Courtney Kendall, U.S. Department of Energy Solar Technologies Office

[Courtney Kendall – Slide 1]:

Good afternoon. My name is Courtney Kendall from the U.S. Department of Energy Solar Technologies Office and I'd like to welcome you to today's webinar titled, "Why Are Residential PV Prices in Germany So Much Lower Than in the United States?" We're excited to have you with us today. We'll give folks a few more minutes to call in and log on. So, while we wait I will go over some logistics and then we'll get going with today's webinar.

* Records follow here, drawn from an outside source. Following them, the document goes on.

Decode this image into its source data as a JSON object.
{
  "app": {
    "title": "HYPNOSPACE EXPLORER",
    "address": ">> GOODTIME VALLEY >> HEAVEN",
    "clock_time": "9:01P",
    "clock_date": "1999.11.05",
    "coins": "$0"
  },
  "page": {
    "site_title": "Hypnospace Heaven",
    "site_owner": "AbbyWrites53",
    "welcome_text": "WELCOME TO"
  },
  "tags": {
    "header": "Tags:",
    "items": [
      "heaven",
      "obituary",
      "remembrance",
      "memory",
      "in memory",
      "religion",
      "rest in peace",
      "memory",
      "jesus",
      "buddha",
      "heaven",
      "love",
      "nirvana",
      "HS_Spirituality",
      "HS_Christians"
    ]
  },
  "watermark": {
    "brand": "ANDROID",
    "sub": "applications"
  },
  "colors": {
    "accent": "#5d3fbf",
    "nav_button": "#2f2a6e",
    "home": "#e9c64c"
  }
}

I want to mention that this webinar will be recorded and everyone today is on listen only mode. You have two options for how you can hear today's webinar. In the upper right corner of your screen there is a box that says “Audio mode.” This will allow you to choose whether or not you want to listen to the webinar through a computer's speakers or a telephone. As a rule, if you can listen to music on your computer you should be able to hear the webinar. Select either “use telephone” or “use mic and speakers.” If you select “use telephone” the box will display the telephone number and specific audio PIN you should use to dial in. If you select “use mic and speakers” you might want to click on “audio setup” to test your audio.

We will have a Q&A session at the end of the presentation. You can participate by submitting your questions electronically during the webinar. Please do this by going to the questions contained in the box showing on your screen. There you can type in any question that you have during the course of the webinar. Our speakers will address as many questions as time allows after the presentation.

So let's go ahead and get started with today's presentation. I would like to introduce both of our speakers today. They are Galen Barbose and Jo Seel. Galen is a researcher in the Electricity Markets and Policy Group at Lawrence Berkeley National Laboratory. Galen conducts research and analysis on issues in the electricity industry related to renewable energy, energy efficiency, and regional electric system planning.

Within the solar energy sphere, his work focuses on understanding its costs and benefits and on analyzing public policies and utility regulations impacting solar deployment. Among his ongoing work Galen manages Lawrence Berkeley's annual Tracking the Sun report series which tracks trends in the install price of PV in the United States.

And our second presenter today is Jo Seel. Jo is a Ph.D. student at UC Berkeley's Energy and Resources Group, where his research focuses on electricity market design and on the integration of high shares of intermittent and distributed renewable generation into the electricity grid. He is a graduate student research at the Electricity Markets and Policy Group at the Lawrence Berkeley National Laboratory, analyzing the development of wind and solar photovoltaic markets.

His past work experience includes station at the European Parliament in Belgium, the American Wind Energy Association in Washington, DC, and the Commission for Renewable Energy Development at the Chinese Energy Ministry in Beijing. Jo holds a Masters of Energy and Resources and a Masters in Public Policy from UC Berkeley.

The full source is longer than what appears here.